Jeff Cretan, Mayor Breed’s press secretary, noted that the push for change should be balanced with continuity for the sake of the thousands of civil servants who will continue working with the city once Breed leaves.
“There will be pushes for new ideas,” Cretan said. “But the key thing is to make sure that the incoming administration understands all the things that are happening in the city … and so a lot of that [transition] work is making sure people are set up for that work to continue.”
Cretan said a lot of the transition is making sure Lurie is “aware of what he will be facing and what his team will be facing. But I don’t think it’s our job to be like, ‘This is how you need to do your job.’”
Being a relative outsider to city government comes with one big advantage.
“I don’t owe anybody anything,” Lurie told KQED. “And so, I walk into that office unencumbered.”
That’s a mixed bag.
It means he can balance the budget by touching sacred cows that, for example, city unions might not want to see cut. At the same time, Elsbernd said, there are downsides that come with that fresh set of eyes.

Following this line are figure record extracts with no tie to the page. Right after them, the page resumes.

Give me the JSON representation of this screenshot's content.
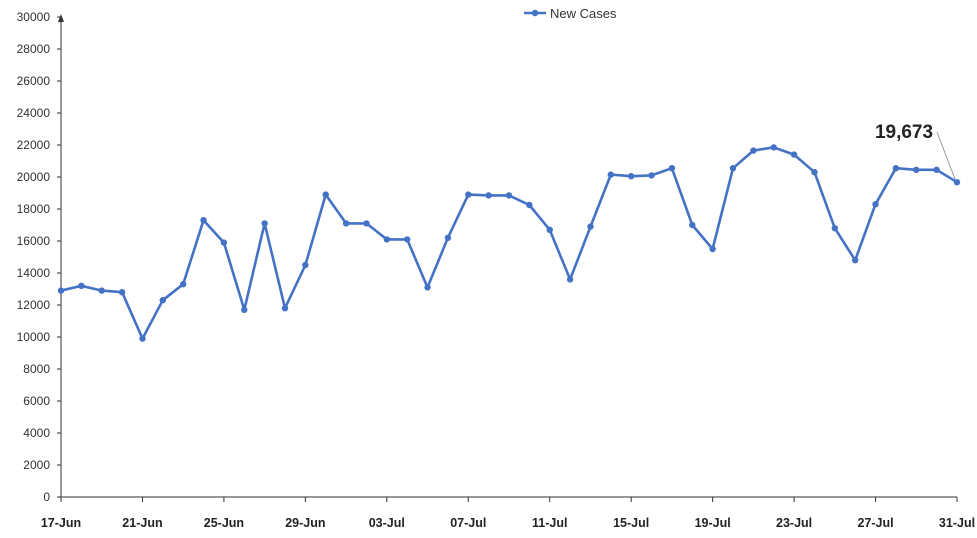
{
  "chart_data": {
    "type": "line",
    "legend": {
      "position": "top",
      "entries": [
        "New Cases"
      ]
    },
    "grid": false,
    "ylim": [
      0,
      30000
    ],
    "yticks": [
      0,
      2000,
      4000,
      6000,
      8000,
      10000,
      12000,
      14000,
      16000,
      18000,
      20000,
      22000,
      24000,
      26000,
      28000,
      30000
    ],
    "ytick_labels": [
      "0",
      "2000",
      "4000",
      "6000",
      "8000",
      "10000",
      "12000",
      "14000",
      "16000",
      "18000",
      "20000",
      "22000",
      "24000",
      "26000",
      "28000",
      "30000"
    ],
    "xtick_labels": [
      "17-Jun",
      "21-Jun",
      "25-Jun",
      "29-Jun",
      "03-Jul",
      "07-Jul",
      "11-Jul",
      "15-Jul",
      "19-Jul",
      "23-Jul",
      "27-Jul",
      "31-Jul"
    ],
    "x": [
      "17-Jun",
      "18-Jun",
      "19-Jun",
      "20-Jun",
      "21-Jun",
      "22-Jun",
      "23-Jun",
      "24-Jun",
      "25-Jun",
      "26-Jun",
      "27-Jun",
      "28-Jun",
      "29-Jun",
      "30-Jun",
      "01-Jul",
      "02-Jul",
      "03-Jul",
      "04-Jul",
      "05-Jul",
      "06-Jul",
      "07-Jul",
      "08-Jul",
      "09-Jul",
      "10-Jul",
      "11-Jul",
      "12-Jul",
      "13-Jul",
      "14-Jul",
      "15-Jul",
      "16-Jul",
      "17-Jul",
      "18-Jul",
      "19-Jul",
      "20-Jul",
      "21-Jul",
      "22-Jul",
      "23-Jul",
      "24-Jul",
      "25-Jul",
      "26-Jul",
      "27-Jul",
      "28-Jul",
      "29-Jul",
      "30-Jul",
      "31-Jul"
    ],
    "series": [
      {
        "name": "New Cases",
        "color": "#4472C4",
        "values": [
          12900,
          13200,
          12900,
          12800,
          9900,
          12300,
          13300,
          17300,
          15900,
          11700,
          17100,
          11800,
          14500,
          18900,
          17100,
          17100,
          16100,
          16100,
          13100,
          16200,
          18900,
          18850,
          18850,
          18250,
          16700,
          13600,
          16900,
          20150,
          20050,
          20100,
          20550,
          17000,
          15500,
          20550,
          21650,
          21850,
          21400,
          20300,
          16800,
          14800,
          18300,
          20550,
          20450,
          20450,
          19673
        ]
      }
    ],
    "annotations": [
      {
        "text": "19,673",
        "target": "31-Jul"
      }
    ]
  }
}
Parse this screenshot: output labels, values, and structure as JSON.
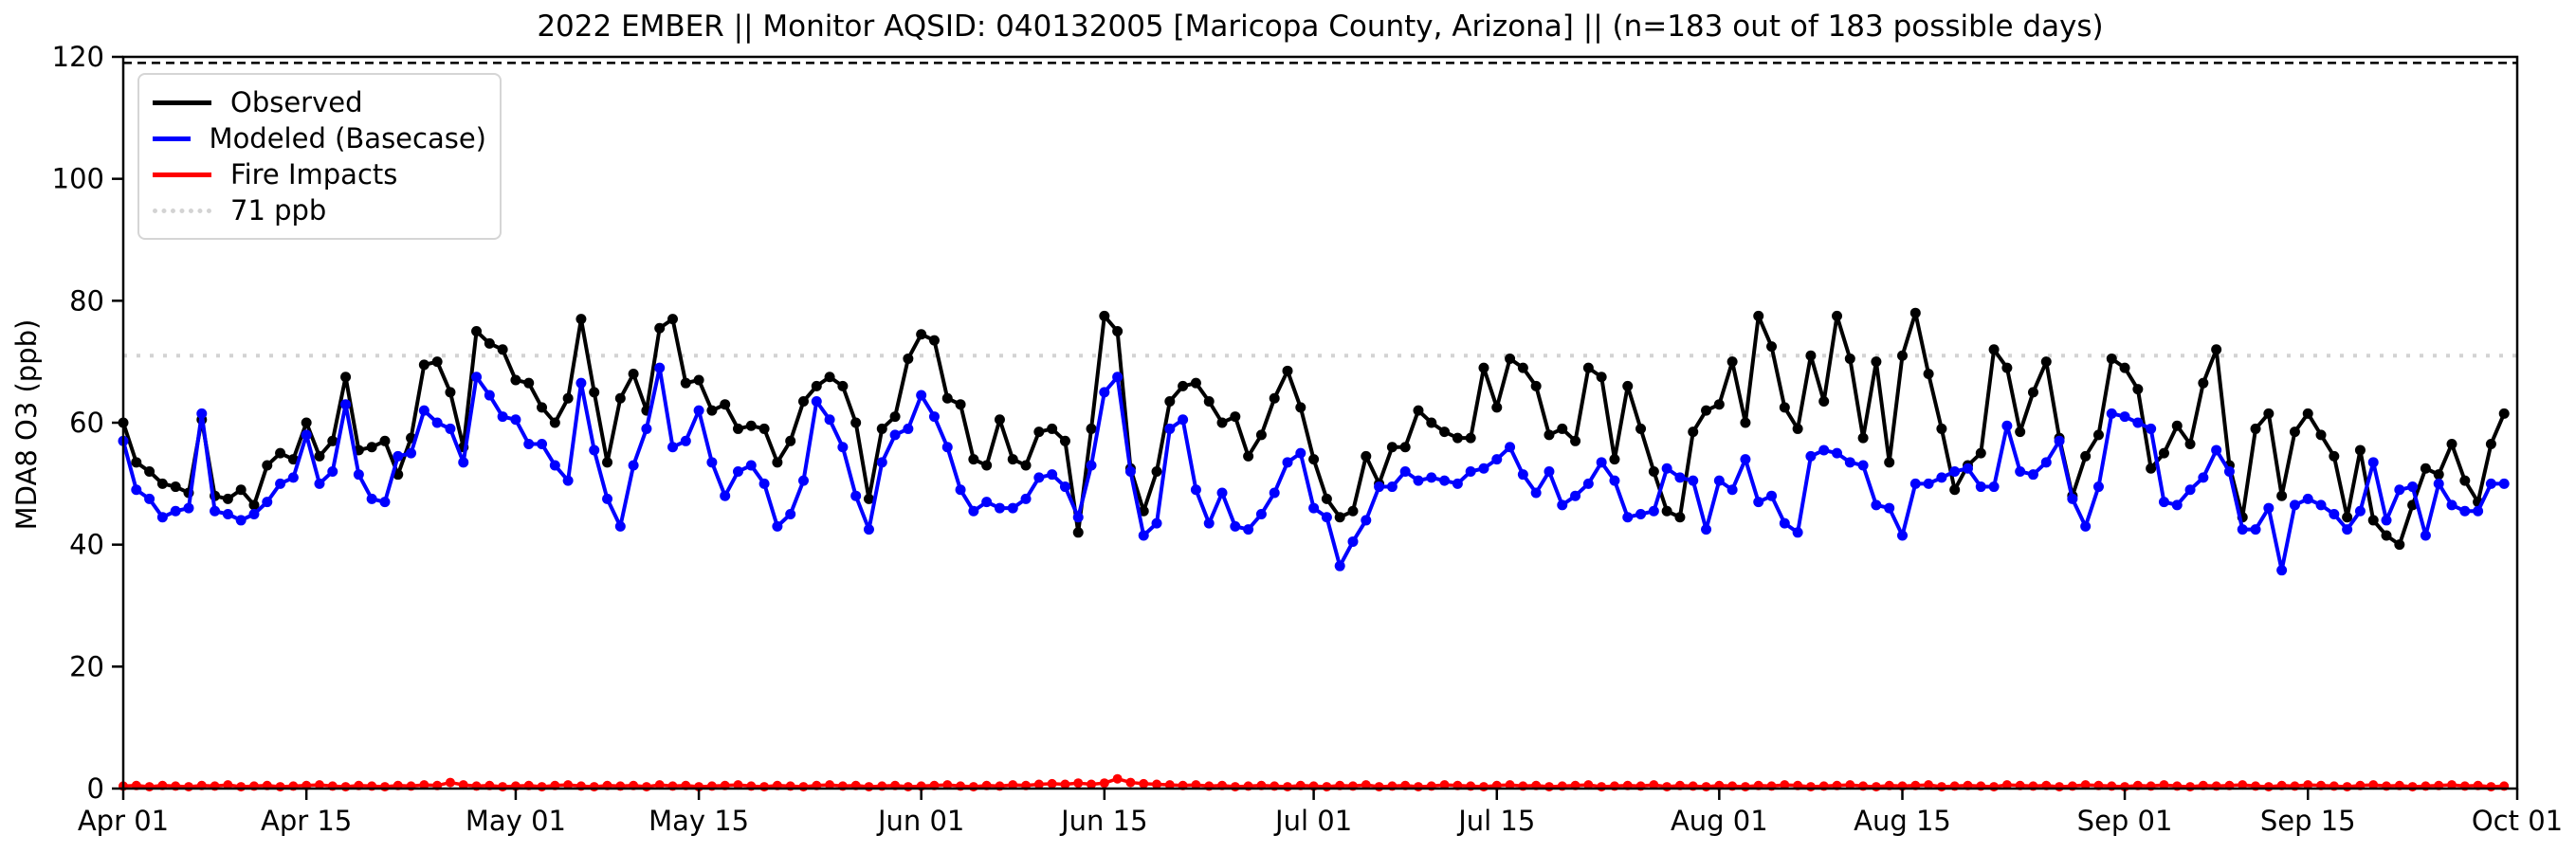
{
  "title": "2022 EMBER || Monitor AQSID: 040132005 [Maricopa County, Arizona] || (n=183 out of 183 possible days)",
  "axes": {
    "ylabel": "MDA8 O3 (ppb)",
    "ylim": [
      0,
      120
    ],
    "yticks": [
      0,
      20,
      40,
      60,
      80,
      100,
      120
    ],
    "xtick_labels": [
      "Apr 01",
      "Apr 15",
      "May 01",
      "May 15",
      "Jun 01",
      "Jun 15",
      "Jul 01",
      "Jul 15",
      "Aug 01",
      "Aug 15",
      "Sep 01",
      "Sep 15",
      "Oct 01"
    ],
    "xtick_days": [
      0,
      14,
      30,
      44,
      61,
      75,
      91,
      105,
      122,
      136,
      153,
      167,
      183
    ]
  },
  "legend": {
    "items": [
      {
        "label": "Observed",
        "color": "#000000",
        "line": "solid"
      },
      {
        "label": "Modeled (Basecase)",
        "color": "#0000ff",
        "line": "solid"
      },
      {
        "label": "Fire Impacts",
        "color": "#ff0000",
        "line": "solid"
      },
      {
        "label": "71 ppb",
        "color": "#d3d3d3",
        "line": "dotted"
      }
    ]
  },
  "threshold": {
    "label": "71 ppb",
    "value": 71,
    "color": "#d3d3d3",
    "style": "dotted"
  },
  "top_dashed_line": {
    "value": 119,
    "color": "#000000",
    "style": "dashed"
  },
  "chart_data": {
    "type": "line",
    "title": "2022 EMBER || Monitor AQSID: 040132005 [Maricopa County, Arizona] || (n=183 out of 183 possible days)",
    "xlabel": "",
    "ylabel": "MDA8 O3 (ppb)",
    "ylim": [
      0,
      120
    ],
    "grid": false,
    "legend_position": "upper left",
    "x_unit": "days since Apr 01, 2022",
    "x_start_date": "Apr 01",
    "x_end_date": "Oct 01",
    "n_days": 183,
    "threshold_ppb": 71,
    "series": [
      {
        "name": "Observed",
        "color": "#000000",
        "marker": "circle",
        "values": [
          60,
          53.5,
          52,
          50,
          49.5,
          48.5,
          60.5,
          48,
          47.5,
          49,
          46.5,
          53,
          55,
          54,
          60,
          54.5,
          57,
          67.5,
          55.5,
          56,
          57,
          51.5,
          57.5,
          69.5,
          70,
          65,
          56,
          75,
          73,
          72,
          67,
          66.5,
          62.5,
          60,
          64,
          77,
          65,
          53.5,
          64,
          68,
          62,
          75.5,
          77,
          66.5,
          67,
          62,
          63,
          59,
          59.5,
          59,
          53.5,
          57,
          63.5,
          66,
          67.5,
          66,
          60,
          47.5,
          59,
          61,
          70.5,
          74.5,
          73.5,
          64,
          63,
          54,
          53,
          60.5,
          54,
          53,
          58.5,
          59,
          57,
          42,
          59,
          77.5,
          75,
          52.5,
          45.5,
          52,
          63.5,
          66,
          66.5,
          63.5,
          60,
          61,
          54.5,
          58,
          64,
          68.5,
          62.5,
          54,
          47.5,
          44.5,
          45.5,
          54.5,
          50,
          56,
          56,
          62,
          60,
          58.5,
          57.5,
          57.5,
          69,
          62.5,
          70.5,
          69,
          66,
          58,
          59,
          57,
          69,
          67.5,
          54,
          66,
          59,
          52,
          45.5,
          44.5,
          58.5,
          62,
          63,
          70,
          60,
          77.5,
          72.5,
          62.5,
          59,
          71,
          63.5,
          77.5,
          70.5,
          57.5,
          70,
          53.5,
          71,
          78,
          68,
          59,
          49,
          53,
          55,
          72,
          69,
          58.5,
          65,
          70,
          57.5,
          48,
          54.5,
          58,
          70.5,
          69,
          65.5,
          52.5,
          55,
          59.5,
          56.5,
          66.5,
          72,
          53,
          44.5,
          59,
          61.5,
          48,
          58.5,
          61.5,
          58,
          54.5,
          44.5,
          55.5,
          44,
          41.5,
          40,
          46.5,
          52.5,
          51.5,
          56.5,
          50.5,
          47,
          56.5,
          61.5
        ]
      },
      {
        "name": "Modeled (Basecase)",
        "color": "#0000ff",
        "marker": "circle",
        "values": [
          57,
          49,
          47.5,
          44.5,
          45.5,
          46,
          61.5,
          45.5,
          45,
          44,
          45,
          47,
          50,
          51,
          58,
          50,
          52,
          63,
          51.5,
          47.5,
          47,
          54.5,
          55,
          62,
          60,
          59,
          53.5,
          67.5,
          64.5,
          61,
          60.5,
          56.5,
          56.5,
          53,
          50.5,
          66.5,
          55.5,
          47.5,
          43,
          53,
          59,
          69,
          56,
          57,
          62,
          53.5,
          48,
          52,
          53,
          50,
          43,
          45,
          50.5,
          63.5,
          60.5,
          56,
          48,
          42.5,
          53.5,
          58,
          59,
          64.5,
          61,
          56,
          49,
          45.5,
          47,
          46,
          46,
          47.5,
          51,
          51.5,
          49.5,
          44.5,
          53,
          65,
          67.5,
          52,
          41.5,
          43.5,
          59,
          60.5,
          49,
          43.5,
          48.5,
          43,
          42.5,
          45,
          48.5,
          53.5,
          55,
          46,
          44.5,
          36.5,
          40.5,
          44,
          49.5,
          49.5,
          52,
          50.5,
          51,
          50.5,
          50,
          52,
          52.5,
          54,
          56,
          51.5,
          48.5,
          52,
          46.5,
          48,
          50,
          53.5,
          50.5,
          44.5,
          45,
          45.5,
          52.5,
          51,
          50.5,
          42.5,
          50.5,
          49,
          54,
          47,
          48,
          43.5,
          42,
          54.5,
          55.5,
          55,
          53.5,
          53,
          46.5,
          46,
          41.5,
          50,
          50,
          51,
          52,
          52.5,
          49.5,
          49.5,
          59.5,
          52,
          51.5,
          53.5,
          57,
          47.5,
          43,
          49.5,
          61.5,
          61,
          60,
          59,
          47,
          46.5,
          49,
          51,
          55.5,
          52,
          42.5,
          42.5,
          46,
          35.8,
          46.5,
          47.5,
          46.5,
          45,
          42.5,
          45.5,
          53.5,
          44,
          49,
          49.5,
          41.5,
          50,
          46.5,
          45.5,
          45.5,
          50,
          50
        ]
      },
      {
        "name": "Fire Impacts",
        "color": "#ff0000",
        "marker": "circle",
        "values": [
          0.4,
          0.5,
          0.3,
          0.5,
          0.4,
          0.3,
          0.5,
          0.4,
          0.6,
          0.3,
          0.4,
          0.5,
          0.3,
          0.4,
          0.5,
          0.6,
          0.4,
          0.3,
          0.5,
          0.4,
          0.3,
          0.5,
          0.4,
          0.6,
          0.5,
          1.0,
          0.6,
          0.4,
          0.5,
          0.3,
          0.4,
          0.5,
          0.3,
          0.5,
          0.6,
          0.4,
          0.3,
          0.5,
          0.4,
          0.5,
          0.3,
          0.6,
          0.4,
          0.5,
          0.3,
          0.4,
          0.5,
          0.6,
          0.4,
          0.3,
          0.5,
          0.4,
          0.3,
          0.5,
          0.6,
          0.4,
          0.5,
          0.3,
          0.4,
          0.5,
          0.3,
          0.4,
          0.5,
          0.6,
          0.4,
          0.3,
          0.5,
          0.4,
          0.6,
          0.5,
          0.7,
          0.8,
          0.7,
          0.9,
          0.7,
          0.9,
          1.6,
          1.0,
          0.8,
          0.7,
          0.6,
          0.5,
          0.6,
          0.4,
          0.5,
          0.3,
          0.4,
          0.5,
          0.4,
          0.3,
          0.5,
          0.4,
          0.3,
          0.5,
          0.4,
          0.6,
          0.3,
          0.4,
          0.5,
          0.3,
          0.4,
          0.6,
          0.5,
          0.4,
          0.3,
          0.5,
          0.6,
          0.4,
          0.5,
          0.3,
          0.4,
          0.5,
          0.6,
          0.3,
          0.4,
          0.5,
          0.4,
          0.6,
          0.3,
          0.5,
          0.4,
          0.3,
          0.5,
          0.4,
          0.3,
          0.5,
          0.4,
          0.6,
          0.5,
          0.3,
          0.4,
          0.5,
          0.6,
          0.4,
          0.3,
          0.5,
          0.4,
          0.5,
          0.6,
          0.3,
          0.4,
          0.5,
          0.4,
          0.3,
          0.6,
          0.5,
          0.4,
          0.5,
          0.3,
          0.4,
          0.6,
          0.5,
          0.4,
          0.3,
          0.5,
          0.4,
          0.6,
          0.4,
          0.3,
          0.5,
          0.4,
          0.5,
          0.6,
          0.4,
          0.3,
          0.5,
          0.4,
          0.6,
          0.5,
          0.4,
          0.3,
          0.5,
          0.6,
          0.4,
          0.5,
          0.3,
          0.4,
          0.5,
          0.6,
          0.4,
          0.5,
          0.3,
          0.4
        ]
      }
    ],
    "xtick_labels": [
      "Apr 01",
      "Apr 15",
      "May 01",
      "May 15",
      "Jun 01",
      "Jun 15",
      "Jul 01",
      "Jul 15",
      "Aug 01",
      "Aug 15",
      "Sep 01",
      "Sep 15",
      "Oct 01"
    ],
    "xtick_days": [
      0,
      14,
      30,
      44,
      61,
      75,
      91,
      105,
      122,
      136,
      153,
      167,
      183
    ]
  }
}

“The benefit of being inside the building,” he said, “it’s not only do you see around corners, but you see around corners … and you see where the land mines are because you’ve landed on those land mines of the past.”
And as former Mayor Agnos notes, the toughest issues will find you “like heat-seeking missiles.”
“If it’s bad news, everybody ducks, and it comes straight into the mayor’s office and Room 200 [the mayor’s office at City Hall] and hits you right between the eyes.”
Lurie may or may not enjoy a honeymoon in the coming months, but either way, he’ll soon be held accountable for all the issues he promised to fix, including homelessness, drug overdoses and revitalizing downtown. He’ll need all the luck and goodwill he can get.
Jan. 8: A previous version of this story misstated the year that Art Agnos took office as San Francisco mayor.